An interesting thing occurred after I returned to the Land of the Rising Sun. I had been in Tokyo a couple of days, and jet lag had seemed not to be too much of an issue, thanks to napping at the appropriate times. However, after running about Harajuku with a friend of mine and visiting Oedo Onsen afterwards, I was a content and drowsy foreigner. We each paid the fee for all the wonderfulness that was the Old-fashioned Edo village inside the bathhouse, on the way out. We tossed on our shoes and hopped on the monorail towards Shimbashi station, so we could take a train back to Asakusa, where we could take a train home to our prefecture.
Except it didn't go that way. I fell asleep on the monorail. We changed trains at Shimbashi, and near to Asakusa station, I noticed my wallet was missing. I felt knots begin to tighten in my stomach, checked the rest of my purse, then sorted out with my friend a couple of plans. I had earlier booked a capsule at a hostel in Asakusa, since I had stayed previously and my laundry there was taking time so I'd be over the 10:00 checkout time. I decided I would stay in Asakusa that night, and try to make some calls to the Onsen and the monorail. Luckily, I did have my passport, still, so I really didn't freak out much.
My friend missed the last train back to our prefecture, so we went to her choice of hostel, but they were full up. No room at the Inn, make your own joke. So, we figured she could stay at the same hostel as me, provided they had a vacancy. While we were at a convenient store, I had to make a visit to the restroom and found someone else's purse. I turned it in and told my friend. She said, "That's a good sign. It's an omen!" I no longer believe in karma, but I do have faith in humanity. Still, I did not expect to find my wallet as I had left it.
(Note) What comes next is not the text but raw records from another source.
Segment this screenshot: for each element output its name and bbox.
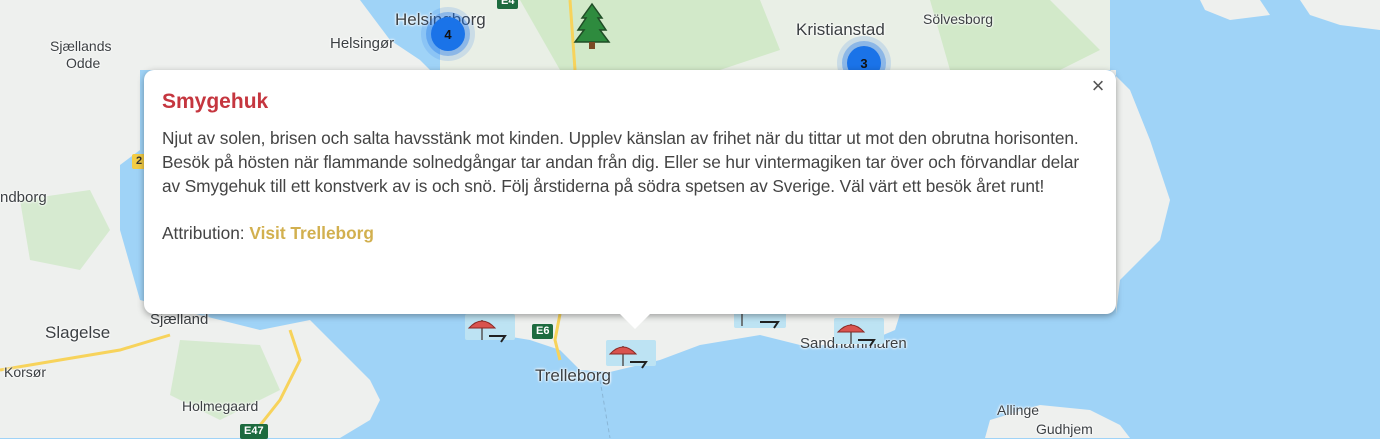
road-shield-e6: E6 [532,324,554,339]
cluster-marker-helsingborg[interactable]: 4 [431,17,465,51]
label-allinge: Allinge [997,402,1040,418]
label-solvesborg: Sölvesborg [923,11,994,27]
label-holmegaard: Holmegaard [182,398,259,414]
attribution-label: Attribution: [162,223,245,243]
popup-description: Njut av solen, brisen och salta havsstän… [162,128,1080,196]
beach-umbrella-icon[interactable] [465,314,515,344]
label-odde: Odde [66,55,101,71]
label-kristianstad: Kristianstad [796,20,885,39]
skane-forest [520,0,780,70]
road-shield-e4: E4 [497,0,519,9]
tree-icon[interactable] [572,2,612,50]
attribution-link[interactable]: Visit Trelleborg [249,223,374,243]
label-kalundborg: ndborg [0,189,47,206]
road-shield-e47: E47 [240,424,268,439]
label-sjaellands: Sjællands [50,38,112,54]
beach-umbrella-icon[interactable] [834,316,884,350]
label-korsor: Korsør [4,364,46,380]
label-slagelse: Slagelse [45,323,111,342]
label-sjaelland: Sjælland [150,311,209,328]
popup-title: Smygehuk [162,90,269,113]
label-gudhjem: Gudhjem [1036,421,1093,437]
label-trelleborg: Trelleborg [535,366,611,385]
beach-umbrella-icon[interactable] [734,312,786,330]
label-helsingor: Helsingør [330,35,395,52]
close-icon[interactable]: × [1086,74,1110,98]
info-window-popup: × Smygehuk Njut av solen, brisen och sal… [144,70,1116,329]
attribution: Attribution: Visit Trelleborg [162,221,1098,245]
beach-umbrella-icon[interactable] [606,338,656,370]
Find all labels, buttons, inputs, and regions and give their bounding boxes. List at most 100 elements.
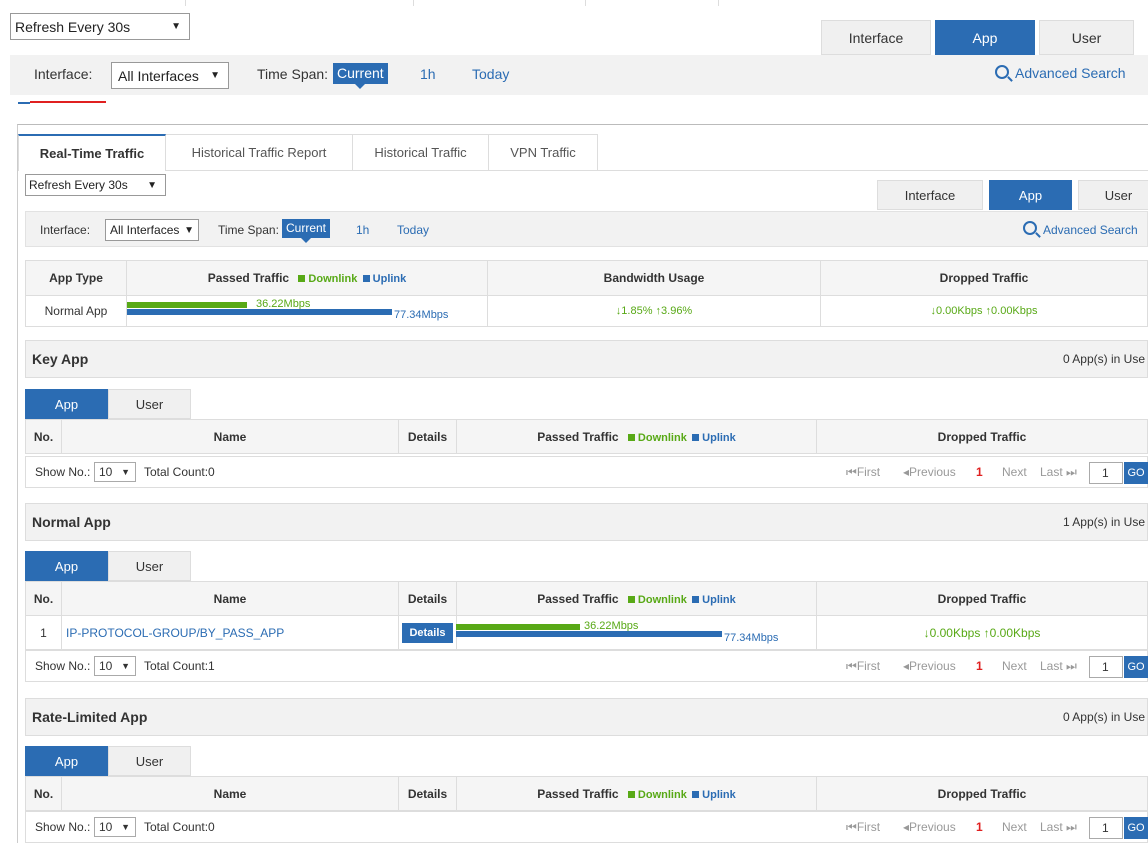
go-button[interactable]: GO: [1124, 462, 1148, 484]
last-label: Last: [1040, 659, 1063, 673]
normal-app-pager: Show No.: 10 ▼ Total Count:1 ⏮First ◂Prev…: [25, 650, 1148, 682]
uplink-legend-icon: [692, 433, 700, 441]
next-link[interactable]: Next: [1002, 465, 1027, 479]
search-icon: [1023, 221, 1037, 235]
first-link[interactable]: ⏮First: [846, 465, 880, 480]
summary-uplink-bar: [127, 309, 392, 315]
col-bandwidth: Bandwidth Usage: [487, 260, 821, 296]
total-count: Total Count:0: [144, 465, 215, 479]
tab-app[interactable]: App: [25, 551, 108, 581]
page-input[interactable]: 1: [1089, 462, 1123, 484]
page-size-select[interactable]: 10 ▼: [94, 817, 136, 837]
uplink-legend: Uplink: [372, 273, 407, 285]
refresh-select[interactable]: Refresh Every 30s ▼: [10, 13, 190, 40]
downlink-legend-icon: [627, 790, 635, 798]
section-title: Key App: [32, 351, 89, 367]
uplink-legend: Uplink: [702, 788, 736, 801]
previous-link[interactable]: ◂Previous: [903, 465, 956, 479]
interface-select[interactable]: All Interfaces ▼: [111, 62, 229, 89]
tab-user[interactable]: User: [1039, 20, 1134, 55]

That night, I looked up the statistics of returned wallets. I came across this site: http://www.bored.com/wallets/testresults.htm
While my wallet had more money in it than those used in the test, I also --sorry fellow Americans-- have more faith in Japanese people to return such a valuable lost item. I told my friend that I would mind less that the wallet come empty save ID and cards, than not at all. Being a foreigner, it would be quite a hassle to go back and take care of resubmitting paperwork for my ID and closing/opening bank accounts.
Long story short, my wallet was returned to me, via the monorail office, everything intact. For a religious person, this incident might have renewed their faith in god, but for me, it was a renewal of faith in humanity. I was also assured that I am doing well on my road to reason. I didn't freak out, save for knots in my stomach. My friend was really astounded at that. I explained that freaking out wouldn't bring back my wallet. I could only do what I could do.
It was also a good lesson in how well and poor my Japanese ability was. There were instances where I made my intent known. I was able to fill out the police report on my own. However, there were times on the phone, where I needed my friend's help. I'm glad she was there, with me. Maybe I'd have freaked out more, if left to myself to make all the calls.
Though I don't believe in karma or omens, I do think that your attitude has a lot to do with how well things unfold. I would not have my wallet back, were it not for the person returning it, but also, they had contacted my school/workplace. If I had bad relations with my workplace, things might have been sour in the wallet's recovery. For me, this is a lesson and reminder of how we, as people, depend on each other. Pay It Forward is a real enough concept and philosophy. I hope the lady who left her purse at the convenient store was able to retrieve it, too.